Die etablierten Banken und Versicherungen zögern noch, ihre Plattformen zu öffnen, obwohl sie mit Investmentfonds gute Erfahrungen gemacht haben. Der Hauptgrund ist, dass sie Preistransparenz und Kundenabwanderung fürchten. Dabei würden die etablierten Unternehmen von einem solchen Modell stark profitieren. Vor allem der First Mover hätte die Chance, den Markt komplett aufzurollen.
Vergleichsportale wie Check24 wären heute am besten positioniert, um ihr Geschäftsmodell zu einem integrierten Marktplatz wie Amazon auszubauen.
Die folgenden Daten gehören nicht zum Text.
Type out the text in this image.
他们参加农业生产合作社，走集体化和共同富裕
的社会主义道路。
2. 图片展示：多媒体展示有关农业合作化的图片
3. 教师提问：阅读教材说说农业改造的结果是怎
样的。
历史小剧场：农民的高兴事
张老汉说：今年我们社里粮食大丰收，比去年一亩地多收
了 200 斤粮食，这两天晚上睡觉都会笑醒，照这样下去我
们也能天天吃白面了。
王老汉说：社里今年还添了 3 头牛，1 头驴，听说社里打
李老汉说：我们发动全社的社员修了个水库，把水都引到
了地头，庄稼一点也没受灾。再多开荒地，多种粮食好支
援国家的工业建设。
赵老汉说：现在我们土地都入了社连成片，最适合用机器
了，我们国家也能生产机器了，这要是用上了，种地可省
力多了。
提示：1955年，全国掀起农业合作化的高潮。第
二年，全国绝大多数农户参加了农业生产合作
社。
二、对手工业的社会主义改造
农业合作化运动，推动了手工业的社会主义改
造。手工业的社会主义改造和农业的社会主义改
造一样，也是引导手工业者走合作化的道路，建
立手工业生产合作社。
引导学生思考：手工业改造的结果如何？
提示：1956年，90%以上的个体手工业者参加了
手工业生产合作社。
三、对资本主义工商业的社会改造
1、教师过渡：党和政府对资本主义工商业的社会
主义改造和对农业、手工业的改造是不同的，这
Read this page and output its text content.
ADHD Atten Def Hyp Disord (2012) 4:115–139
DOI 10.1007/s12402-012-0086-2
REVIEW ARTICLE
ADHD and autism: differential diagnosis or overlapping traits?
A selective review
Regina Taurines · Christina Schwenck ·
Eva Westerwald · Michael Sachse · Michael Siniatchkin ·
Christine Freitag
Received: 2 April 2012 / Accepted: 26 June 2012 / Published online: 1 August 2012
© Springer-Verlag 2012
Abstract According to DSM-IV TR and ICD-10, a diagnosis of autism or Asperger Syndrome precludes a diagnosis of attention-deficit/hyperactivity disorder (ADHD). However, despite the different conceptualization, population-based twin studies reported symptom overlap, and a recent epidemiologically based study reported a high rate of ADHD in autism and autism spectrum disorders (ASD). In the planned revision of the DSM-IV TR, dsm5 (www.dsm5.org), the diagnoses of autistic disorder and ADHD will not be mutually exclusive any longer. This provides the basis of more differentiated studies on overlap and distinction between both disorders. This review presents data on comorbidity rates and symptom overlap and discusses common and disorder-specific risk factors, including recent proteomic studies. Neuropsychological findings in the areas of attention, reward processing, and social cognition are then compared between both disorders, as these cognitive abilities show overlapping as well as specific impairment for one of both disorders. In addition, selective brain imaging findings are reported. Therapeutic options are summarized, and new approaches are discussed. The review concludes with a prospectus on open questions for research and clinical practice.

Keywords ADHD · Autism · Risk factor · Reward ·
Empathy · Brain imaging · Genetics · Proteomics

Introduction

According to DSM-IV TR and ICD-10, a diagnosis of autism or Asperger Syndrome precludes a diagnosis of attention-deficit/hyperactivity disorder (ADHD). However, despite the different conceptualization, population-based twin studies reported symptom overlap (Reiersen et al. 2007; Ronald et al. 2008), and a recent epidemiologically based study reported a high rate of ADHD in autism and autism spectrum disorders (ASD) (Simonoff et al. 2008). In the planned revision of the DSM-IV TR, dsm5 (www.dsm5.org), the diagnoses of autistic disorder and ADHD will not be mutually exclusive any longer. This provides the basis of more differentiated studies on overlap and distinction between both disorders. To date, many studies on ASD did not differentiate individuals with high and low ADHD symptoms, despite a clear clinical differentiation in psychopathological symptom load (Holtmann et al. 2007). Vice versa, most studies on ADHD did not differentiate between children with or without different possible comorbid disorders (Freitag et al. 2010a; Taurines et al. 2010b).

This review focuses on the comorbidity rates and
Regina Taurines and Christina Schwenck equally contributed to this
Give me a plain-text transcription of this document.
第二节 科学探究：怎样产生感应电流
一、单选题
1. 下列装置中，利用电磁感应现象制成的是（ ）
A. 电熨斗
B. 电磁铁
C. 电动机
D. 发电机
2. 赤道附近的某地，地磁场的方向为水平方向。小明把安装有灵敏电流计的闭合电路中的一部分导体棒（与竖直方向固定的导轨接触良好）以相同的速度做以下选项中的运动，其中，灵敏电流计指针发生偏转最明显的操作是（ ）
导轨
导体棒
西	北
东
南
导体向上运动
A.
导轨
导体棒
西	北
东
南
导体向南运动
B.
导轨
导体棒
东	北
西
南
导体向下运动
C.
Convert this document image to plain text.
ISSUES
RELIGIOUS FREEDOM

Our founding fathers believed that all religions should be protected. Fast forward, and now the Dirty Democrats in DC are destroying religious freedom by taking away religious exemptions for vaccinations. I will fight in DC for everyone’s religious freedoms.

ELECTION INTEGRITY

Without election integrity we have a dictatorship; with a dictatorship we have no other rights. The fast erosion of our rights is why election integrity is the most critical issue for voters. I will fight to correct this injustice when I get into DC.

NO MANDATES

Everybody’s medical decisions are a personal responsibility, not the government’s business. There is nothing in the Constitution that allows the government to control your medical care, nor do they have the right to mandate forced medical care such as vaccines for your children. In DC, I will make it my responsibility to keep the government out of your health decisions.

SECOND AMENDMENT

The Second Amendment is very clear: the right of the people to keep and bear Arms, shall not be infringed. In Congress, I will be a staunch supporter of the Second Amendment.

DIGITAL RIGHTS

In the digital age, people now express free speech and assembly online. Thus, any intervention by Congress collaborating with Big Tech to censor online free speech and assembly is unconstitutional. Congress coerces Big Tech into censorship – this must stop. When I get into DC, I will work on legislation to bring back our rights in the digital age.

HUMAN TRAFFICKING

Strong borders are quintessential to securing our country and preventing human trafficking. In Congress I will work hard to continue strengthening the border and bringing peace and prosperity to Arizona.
Bislang können Kunden dort nur vergleichen, müssen sich aber bei jedem Kauf eines neuen Produkts neu registrieren.
Die Vergleichsplattformen haben heute schon eine solche Marktmacht, dass die Produktanbieter nicht umhinkommen, mit ihnen zusammenzuarbeiten. Dies wäre eine große Herausforderung für neue Anbieter, die einen integrierten offenen Marktplatz aufbauen wollen. Darüber hinaus ist die technische Integration eine Herausforderung; Banken und Versicherungsgesellschaften wollen immer noch keine einfache Integration über API ermöglichen.